Berenberg slashes headcount in London office

The job cuts follow earlier US layoffs, as well as a summer round of cuts in the London office, as investment banks tighten their belts.

Berenberg cut over 50 jobs in its London office on Tuesday, The TRADE can confirm. The layoffs follow an initial round of cuts in its London office over the summer, as well as two rounds of New York reductions which have seen its US headcount streamline by around 50%.

The move comes despite optimistic growth ambitions for the bank, which in 2021 achieved the best results in its 423-year history, posting net profit of EUR170.1 million, a jump of 57% on the previous year. As a privately-owned bank, Berenberg does not post quarterly results, but 2022 looks to have been a more challenging year. Despite plans for growth expressed in January, the bank has instead steadily reduced headcount in key offices on both sides of the pond.

In early June, Berenberg filed a notice that it would be letting go of 47 employees due to “economic dislocation” while a further 10 employees were reported to have lost their positions on Monday.

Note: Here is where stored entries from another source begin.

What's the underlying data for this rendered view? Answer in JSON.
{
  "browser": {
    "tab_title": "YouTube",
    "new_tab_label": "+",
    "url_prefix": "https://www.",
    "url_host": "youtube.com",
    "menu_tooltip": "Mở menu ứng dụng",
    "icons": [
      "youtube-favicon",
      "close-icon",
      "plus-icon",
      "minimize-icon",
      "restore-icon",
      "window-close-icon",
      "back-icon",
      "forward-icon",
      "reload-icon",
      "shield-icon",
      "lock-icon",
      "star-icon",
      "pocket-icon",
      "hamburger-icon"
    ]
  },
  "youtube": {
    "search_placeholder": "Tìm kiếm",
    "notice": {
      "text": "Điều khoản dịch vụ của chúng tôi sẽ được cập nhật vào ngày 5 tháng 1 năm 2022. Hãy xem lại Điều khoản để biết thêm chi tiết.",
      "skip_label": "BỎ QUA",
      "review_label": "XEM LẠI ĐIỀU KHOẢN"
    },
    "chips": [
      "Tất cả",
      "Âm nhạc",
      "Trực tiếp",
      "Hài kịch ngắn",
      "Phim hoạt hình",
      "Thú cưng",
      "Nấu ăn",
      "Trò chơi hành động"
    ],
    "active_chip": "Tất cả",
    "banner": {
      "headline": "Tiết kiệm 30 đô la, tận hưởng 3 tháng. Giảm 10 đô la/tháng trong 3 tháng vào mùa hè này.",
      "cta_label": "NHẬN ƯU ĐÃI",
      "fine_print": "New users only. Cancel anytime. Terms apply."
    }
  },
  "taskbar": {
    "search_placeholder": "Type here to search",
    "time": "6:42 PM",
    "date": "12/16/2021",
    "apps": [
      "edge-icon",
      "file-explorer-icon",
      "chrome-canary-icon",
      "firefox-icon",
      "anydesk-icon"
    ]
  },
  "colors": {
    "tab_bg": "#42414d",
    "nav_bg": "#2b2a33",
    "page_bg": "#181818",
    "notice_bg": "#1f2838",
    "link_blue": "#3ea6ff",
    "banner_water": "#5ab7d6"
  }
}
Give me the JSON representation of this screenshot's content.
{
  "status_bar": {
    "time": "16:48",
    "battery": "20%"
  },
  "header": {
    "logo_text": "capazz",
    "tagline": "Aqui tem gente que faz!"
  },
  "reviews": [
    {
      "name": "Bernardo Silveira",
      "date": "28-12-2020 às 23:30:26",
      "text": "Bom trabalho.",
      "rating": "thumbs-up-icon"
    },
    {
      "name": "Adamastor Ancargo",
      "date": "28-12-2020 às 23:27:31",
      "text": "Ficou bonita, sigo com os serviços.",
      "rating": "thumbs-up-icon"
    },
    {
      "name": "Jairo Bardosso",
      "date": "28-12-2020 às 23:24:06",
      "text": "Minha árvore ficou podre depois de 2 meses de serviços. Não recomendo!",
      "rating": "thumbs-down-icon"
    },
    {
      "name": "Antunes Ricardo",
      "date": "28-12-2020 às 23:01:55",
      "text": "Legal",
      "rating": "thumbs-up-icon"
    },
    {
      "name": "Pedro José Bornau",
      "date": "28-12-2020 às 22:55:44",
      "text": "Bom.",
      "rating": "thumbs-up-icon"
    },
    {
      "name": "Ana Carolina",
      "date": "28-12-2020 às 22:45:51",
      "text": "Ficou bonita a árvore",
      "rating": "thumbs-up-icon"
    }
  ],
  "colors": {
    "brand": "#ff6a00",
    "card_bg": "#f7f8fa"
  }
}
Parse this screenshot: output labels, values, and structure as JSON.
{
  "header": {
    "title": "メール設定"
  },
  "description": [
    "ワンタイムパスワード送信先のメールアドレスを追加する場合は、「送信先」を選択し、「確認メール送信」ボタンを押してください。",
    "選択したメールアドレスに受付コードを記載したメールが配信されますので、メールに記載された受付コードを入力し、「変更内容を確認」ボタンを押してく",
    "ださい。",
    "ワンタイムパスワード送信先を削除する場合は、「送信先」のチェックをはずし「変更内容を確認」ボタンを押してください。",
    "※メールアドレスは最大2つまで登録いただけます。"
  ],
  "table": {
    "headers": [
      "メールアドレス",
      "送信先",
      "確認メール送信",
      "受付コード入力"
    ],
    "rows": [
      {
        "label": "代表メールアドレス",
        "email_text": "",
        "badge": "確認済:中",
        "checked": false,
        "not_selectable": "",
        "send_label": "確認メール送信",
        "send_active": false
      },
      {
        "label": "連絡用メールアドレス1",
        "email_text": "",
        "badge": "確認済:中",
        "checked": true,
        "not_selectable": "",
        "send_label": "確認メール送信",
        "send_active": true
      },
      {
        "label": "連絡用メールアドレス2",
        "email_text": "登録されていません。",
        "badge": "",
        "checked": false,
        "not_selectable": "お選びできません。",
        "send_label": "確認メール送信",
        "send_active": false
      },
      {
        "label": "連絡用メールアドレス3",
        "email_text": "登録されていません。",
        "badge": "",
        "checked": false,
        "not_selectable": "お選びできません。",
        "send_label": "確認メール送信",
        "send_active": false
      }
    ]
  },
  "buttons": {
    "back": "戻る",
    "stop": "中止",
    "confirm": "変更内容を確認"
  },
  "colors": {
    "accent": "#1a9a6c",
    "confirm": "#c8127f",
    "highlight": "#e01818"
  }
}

London has suffered a similar fate. Around 30 investment banking roles were reported to have been cut over the summer, and this week another 55 employees are believed to have been let go.

Berenberg is aiming to cut $1.4 billion in costs by 2024, and the latest round of cuts will contribute to this goal. The bank is not alone – the news comes amid a raft of job cuts across Wall Street this year: with Barclays, RBC Capital, Deutsche Bank, Morgan Stanley, Goldman Sachs, HSBC and Citi among those paring back their investment banking divisions. Credit Suisse, one of the banks worst hit in recent years, is expected to slash 2,700 jobs by Christmas as part of its restructuring effort, with a further round expected any time now.

The belt-tightening comes on the back of one of the worst years ever for deal-making, with banks cutting bonuses as they struggle to keep their investment arms above water. According to Dealogic data, global dealmaking in Q3 dropped to $722 billion – 38% lower than the previous quarter and 54% down from a year earlier, making Q3 the worst quarter since Q2 2020, when the start of the pandemic halted dealmaking altogether. North America fared worst, with M&A plunging 63%, while Europe fell by 41% and Asia-Pacific by 51% over the same period. Global investment banking revenues were down 38% over the first nine months of the year to 30 September.

Berenberg did not immediately respond to requests for comment. However, a source close to the matter noted that a “small re-shaping” was likely across the sell-side in all business segments over the next few weeks and months, due to the current times and pressures.